Boil the greens broth hard, until it’s reduced to about 2/3 of its former volume. Now pour it into a big bowl, wipe your stockpot clean, heat it well over medium heat, film the bottom with a few tablespoons of decent olive oil, and put in a yellow onion cut in half but skin left on (naturally you wash it well first), a good fresh carrot scrubbed and cut in thin slices, and two shallots cut in half, skin and all. Saute’ the vegetables for at least ten minutes, probably longer. You want the cut sides of the alliums to be cooked-looking and browned in places but not scorched anywhere. The pour in the greens broth, bring to a boil, reduce to a simmer, and simmer at least half an hour, up to an hour if you have time. I like to put the carrot greens and a few sprigs each of parsley and leaf celery in to simmer with the rest. A few old Parmesan rinds simmered in with the vegetables give a great flavor.

When finished, you have a very good vegetarian broth which can be used immediately or frozen for later use.

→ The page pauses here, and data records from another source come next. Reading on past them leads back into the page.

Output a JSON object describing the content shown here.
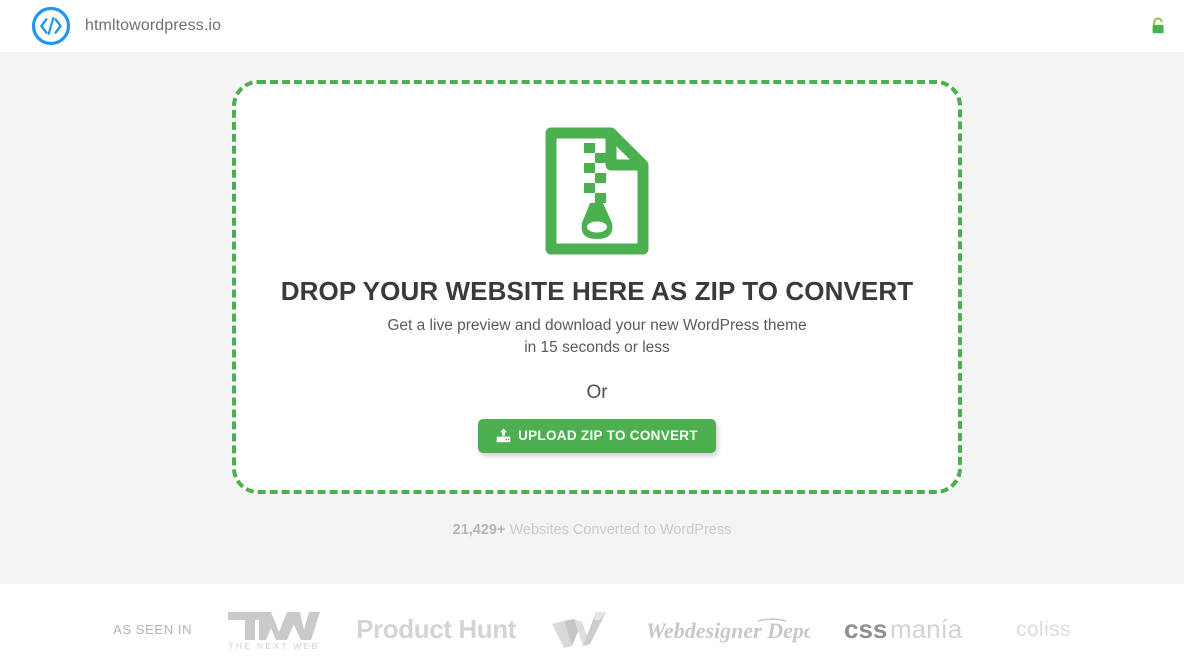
{
  "header": {
    "brand_name": "htmltowordpress.io",
    "logo_icon": "code-brackets-circle-icon",
    "logo_color": "#2196f3",
    "lock_icon": "green-padlock-icon",
    "lock_color": "#4caf50"
  },
  "dropzone": {
    "file_icon": "zip-file-icon",
    "file_icon_color": "#4caf50",
    "title": "DROP YOUR WEBSITE HERE AS ZIP TO CONVERT",
    "subtitle_line1": "Get a live preview and download your new WordPress theme",
    "subtitle_line2": "in 15 seconds or less",
    "or_label": "Or",
    "upload_button_label": "UPLOAD ZIP TO CONVERT",
    "upload_button_icon": "upload-icon",
    "accent_color": "#4caf50"
  },
  "counter": {
    "count": "21,429+",
    "text": " Websites Converted to WordPress"
  },
  "footer": {
    "as_seen_in_label": "AS SEEN IN",
    "logos": [
      {
        "name": "tnw",
        "label": "TNW",
        "sublabel": "THE NEXT WEB"
      },
      {
        "name": "product-hunt",
        "label": "Product Hunt"
      },
      {
        "name": "w-ribbon",
        "label": "W"
      },
      {
        "name": "webdesigner-depot",
        "label": "Webdesigner Depot"
      },
      {
        "name": "cssmania",
        "label_bold": "css",
        "label_light": "manía"
      },
      {
        "name": "coliss",
        "label": "coliss"
      }
    ]
  }
}
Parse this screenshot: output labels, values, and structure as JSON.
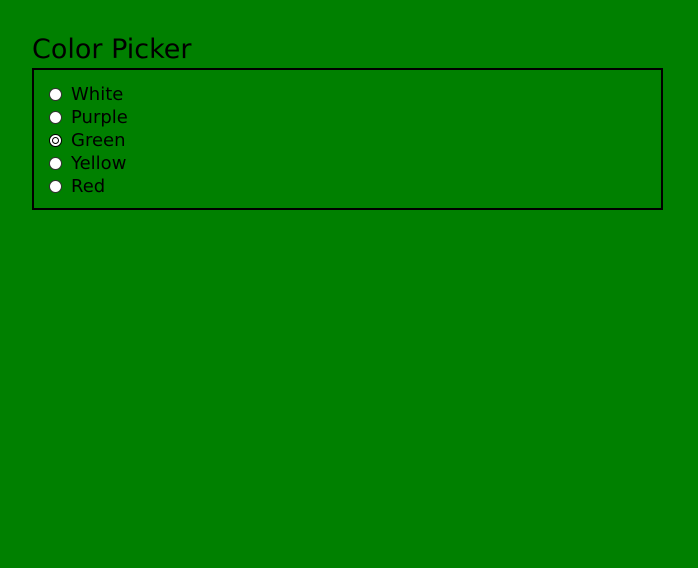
{
  "page": {
    "title": "Color Picker",
    "background_color": "#008000"
  },
  "options": [
    {
      "label": "White",
      "checked": false
    },
    {
      "label": "Purple",
      "checked": false
    },
    {
      "label": "Green",
      "checked": true
    },
    {
      "label": "Yellow",
      "checked": false
    },
    {
      "label": "Red",
      "checked": false
    }
  ],
  "selected_value": "Green"
}
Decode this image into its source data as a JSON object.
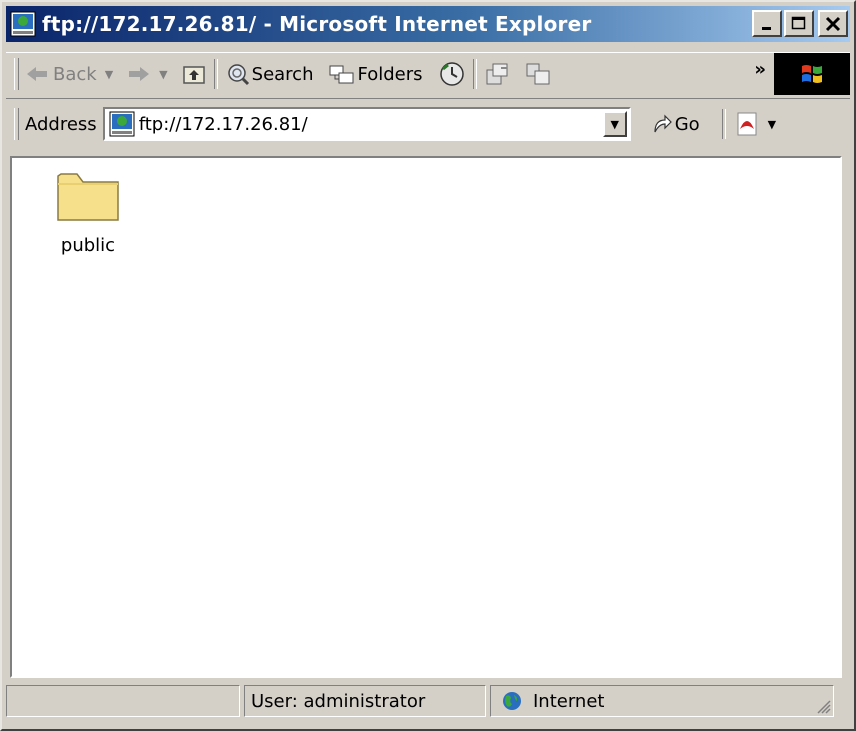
{
  "window": {
    "title": "ftp://172.17.26.81/ - Microsoft Internet Explorer",
    "buttons": [
      "minimize",
      "maximize",
      "close"
    ]
  },
  "toolbar": {
    "back_label": "Back",
    "search_label": "Search",
    "folders_label": "Folders",
    "overflow_label": "»",
    "icons": [
      "back-arrow-icon",
      "forward-arrow-icon",
      "up-folder-icon",
      "search-icon",
      "folders-icon",
      "history-icon",
      "move-to-icon",
      "copy-to-icon",
      "windows-logo-icon"
    ]
  },
  "address": {
    "label": "Address",
    "url": "ftp://172.17.26.81/",
    "go_label": "Go"
  },
  "content": {
    "items": [
      {
        "name": "public",
        "type": "folder"
      }
    ]
  },
  "statusbar": {
    "pane1": "",
    "user": "User: administrator",
    "zone": "Internet"
  },
  "colors": {
    "titlebar_start": "#0a246a",
    "titlebar_end": "#a6caf0",
    "chrome": "#d4d0c8",
    "folder": "#f7e08c"
  }
}
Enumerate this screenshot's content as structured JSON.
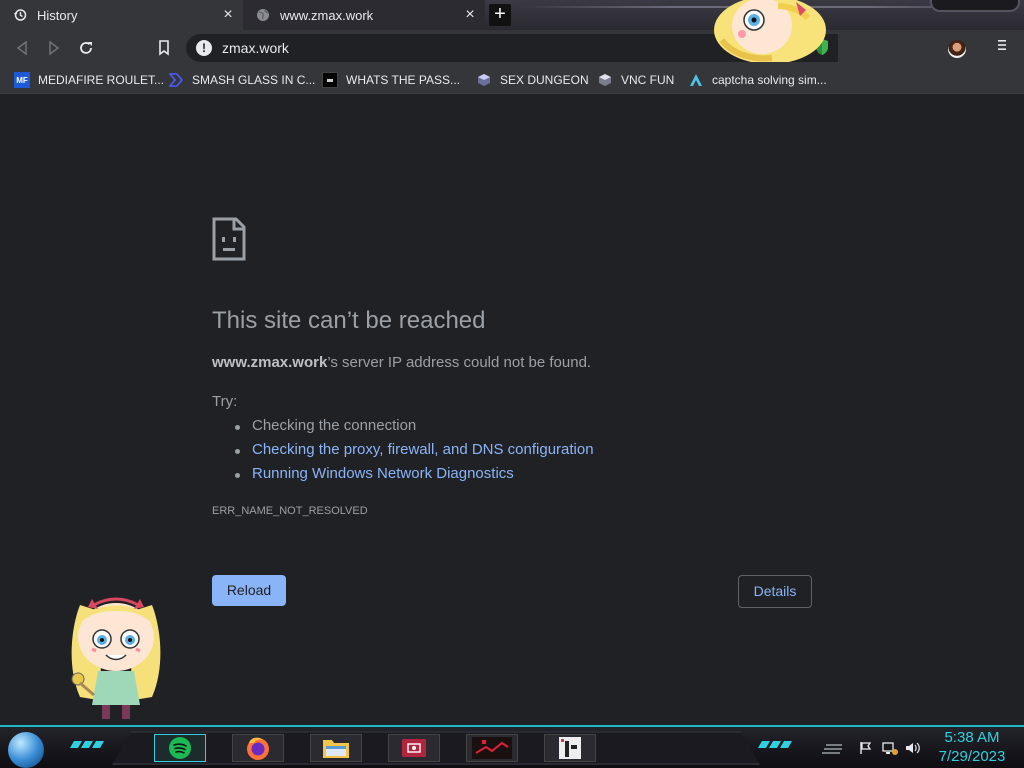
{
  "tabs": [
    {
      "label": "History",
      "icon": "history-icon",
      "close": "×"
    },
    {
      "label": "www.zmax.work",
      "icon": "globe-icon",
      "close": "×"
    }
  ],
  "new_tab_label": "+",
  "omnibox": {
    "url": "zmax.work",
    "info": "!"
  },
  "bookmarks": [
    {
      "label": "MEDIAFIRE ROULET...",
      "icon": "mediafire-icon"
    },
    {
      "label": "SMASH GLASS IN C...",
      "icon": "smash-icon"
    },
    {
      "label": "WHATS THE PASS...",
      "icon": "dark-square-icon"
    },
    {
      "label": "SEX DUNGEON",
      "icon": "virtualbox-icon"
    },
    {
      "label": "VNC FUN",
      "icon": "vnc-icon"
    },
    {
      "label": "captcha solving sim...",
      "icon": "arch-icon"
    }
  ],
  "error_page": {
    "title": "This site can’t be reached",
    "host": "www.zmax.work",
    "desc_suffix": "’s server IP address could not be found.",
    "try_label": "Try:",
    "suggestions": [
      {
        "text": "Checking the connection",
        "link": false
      },
      {
        "text": "Checking the proxy, firewall, and DNS configuration",
        "link": true
      },
      {
        "text": "Running Windows Network Diagnostics",
        "link": true
      }
    ],
    "error_code": "ERR_NAME_NOT_RESOLVED",
    "reload_label": "Reload",
    "details_label": "Details"
  },
  "taskbar": {
    "time": "5:38 AM",
    "date": "7/29/2023"
  },
  "colors": {
    "accent_link": "#8ab4f8",
    "taskbar_accent": "#2fd0e0",
    "page_bg": "#202124"
  }
}
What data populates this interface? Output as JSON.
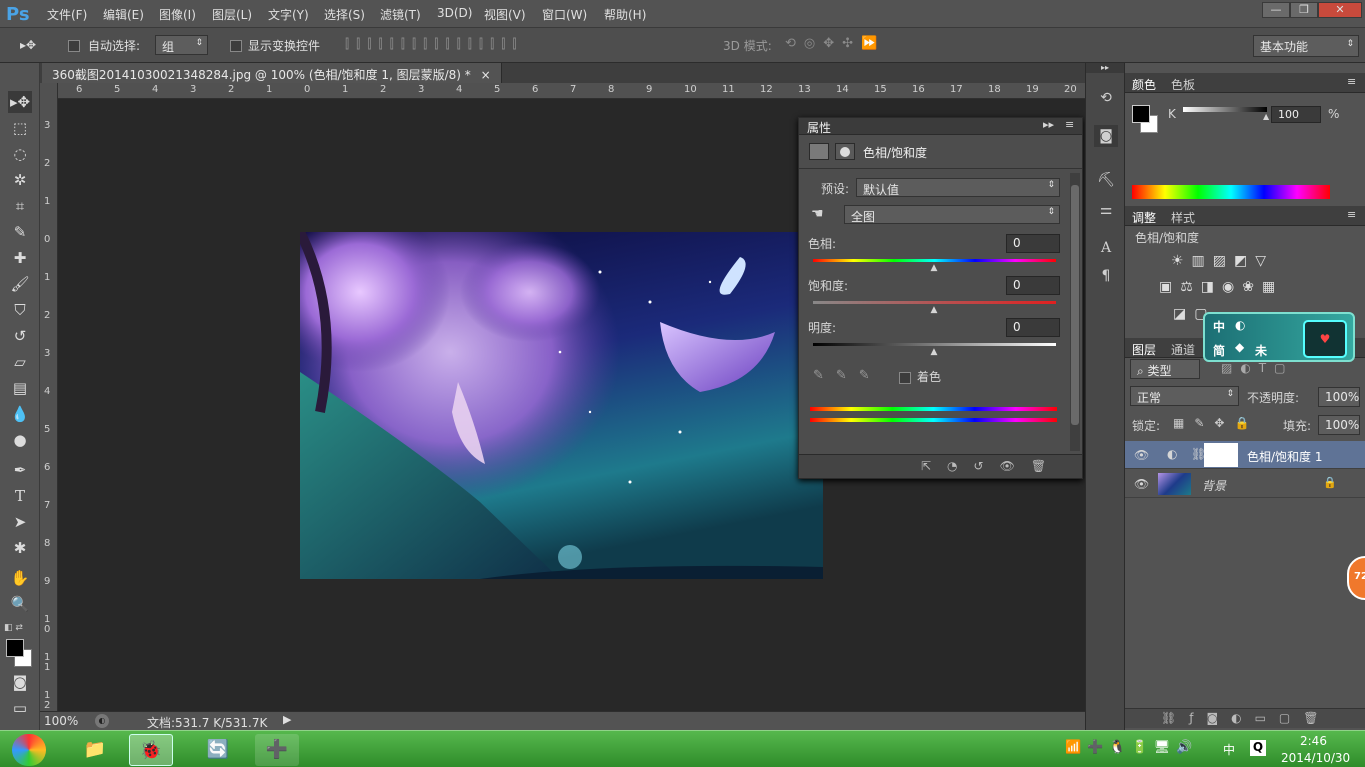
{
  "app": {
    "logo": "Ps",
    "menus": [
      "文件(F)",
      "编辑(E)",
      "图像(I)",
      "图层(L)",
      "文字(Y)",
      "选择(S)",
      "滤镜(T)",
      "3D(D)",
      "视图(V)",
      "窗口(W)",
      "帮助(H)"
    ],
    "window_buttons": [
      "—",
      "❐",
      "✕"
    ]
  },
  "options": {
    "auto_select_label": "自动选择:",
    "auto_select_value": "组",
    "show_transform_label": "显示变换控件",
    "mode_3d_label": "3D 模式:",
    "workspace": "基本功能"
  },
  "document": {
    "tab_title": "360截图20141030021348284.jpg @ 100% (色相/饱和度 1, 图层蒙版/8) *",
    "tab_close": "×",
    "hruler_ticks": [
      "6",
      "5",
      "4",
      "3",
      "2",
      "1",
      "0",
      "1",
      "2",
      "3",
      "4",
      "5",
      "6",
      "7",
      "8",
      "9",
      "10",
      "11",
      "12",
      "13",
      "14",
      "15",
      "16",
      "17",
      "18",
      "19",
      "20"
    ],
    "vruler_ticks": [
      "3",
      "2",
      "1",
      "0",
      "1",
      "2",
      "3",
      "4",
      "5",
      "6",
      "7",
      "8",
      "9",
      "1 0",
      "1 1",
      "1 2"
    ]
  },
  "status": {
    "zoom": "100%",
    "doc_info": "文档:531.7 K/531.7K"
  },
  "properties": {
    "title": "属性",
    "adj_name": "色相/饱和度",
    "preset_label": "预设:",
    "preset_value": "默认值",
    "channel_value": "全图",
    "hue_label": "色相:",
    "hue_value": "0",
    "sat_label": "饱和度:",
    "sat_value": "0",
    "light_label": "明度:",
    "light_value": "0",
    "colorize_label": "着色",
    "hue_slider": 0.5,
    "sat_slider": 0.5,
    "light_slider": 0.5
  },
  "color_panel": {
    "tabs": [
      "颜色",
      "色板"
    ],
    "channel": "K",
    "value": "100",
    "unit": "%",
    "k_slider": 1.0,
    "fg": "#000000",
    "bg": "#ffffff"
  },
  "adjust_panel": {
    "tabs": [
      "调整",
      "样式"
    ],
    "current": "色相/饱和度"
  },
  "layers_panel": {
    "tabs": [
      "图层",
      "通道"
    ],
    "filter": "类型",
    "blend": "正常",
    "opacity_label": "不透明度:",
    "opacity": "100%",
    "lock_label": "锁定:",
    "fill_label": "填充:",
    "fill": "100%",
    "layers": [
      {
        "name": "色相/饱和度 1",
        "type": "adjustment"
      },
      {
        "name": "背景",
        "type": "image"
      }
    ]
  },
  "ime": {
    "text1": "中",
    "text2": "简",
    "text3": "未"
  },
  "badge": "72",
  "taskbar": {
    "time": "2:46",
    "date": "2014/10/30",
    "tray_lang": "中"
  }
}
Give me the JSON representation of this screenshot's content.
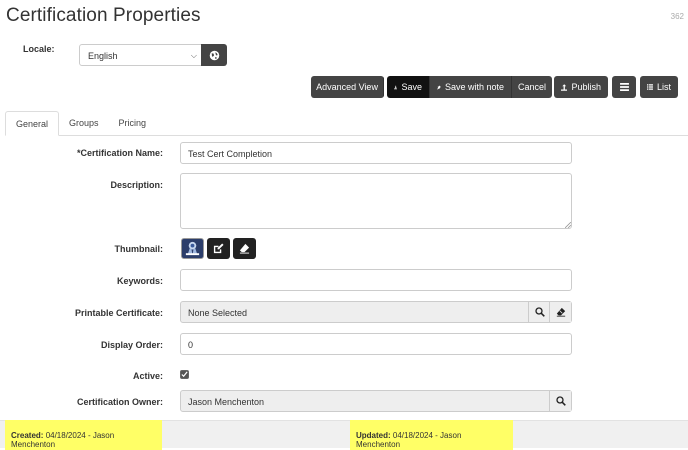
{
  "page": {
    "title": "Certification Properties",
    "record_id": "362"
  },
  "locale": {
    "label": "Locale:",
    "value": "English"
  },
  "toolbar": {
    "advanced_view": "Advanced View",
    "save": "Save",
    "save_with_note": "Save with note",
    "cancel": "Cancel",
    "publish": "Publish",
    "list": "List"
  },
  "tabs": [
    {
      "label": "General",
      "active": true
    },
    {
      "label": "Groups",
      "active": false
    },
    {
      "label": "Pricing",
      "active": false
    }
  ],
  "form": {
    "name_label": "*Certification Name:",
    "name_value": "Test Cert Completion",
    "description_label": "Description:",
    "description_value": "",
    "thumbnail_label": "Thumbnail:",
    "keywords_label": "Keywords:",
    "keywords_value": "",
    "printable_label": "Printable Certificate:",
    "printable_value": "None Selected",
    "display_order_label": "Display Order:",
    "display_order_value": "0",
    "active_label": "Active:",
    "active_checked": true,
    "owner_label": "Certification Owner:",
    "owner_value": "Jason Menchenton"
  },
  "footer": {
    "created_label": "Created:",
    "created_value": "04/18/2024 - Jason Menchenton",
    "updated_label": "Updated:",
    "updated_value": "04/18/2024 - Jason Menchenton",
    "highlight_color": "#ffff66"
  },
  "icons": {
    "locale": "globe-icon",
    "save": "download-icon",
    "save_note": "pushpin-icon",
    "publish": "upload-icon",
    "menu": "hamburger-icon",
    "list": "list-icon",
    "search": "search-icon",
    "clear": "eraser-icon"
  }
}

It can be canned if you have a pressure canner, and this is a good way to save freezer space. Whenever pressure canning, scrupulously follow the directions in the Ball Blue Book for our altitude, to ensure a safe product.

You can use it in soups, as a cooking liquid for rice or other grains, or anywhere you might use a meat broth, although you will achieve a different flavor and a different look. The onion skins give it a nice color if you used yellow onions. A greens risotto with made with this broth and with sauteed greens in olive oil and garlic stirred in just before serving is truly delicious. On a simpler note, it makes a good light lunch just salted to taste and poured over a grilled piece of good sourdough bread, with good Parmesan grated in generously. Perfume it by grinding some black pepper into the bowl just before eating.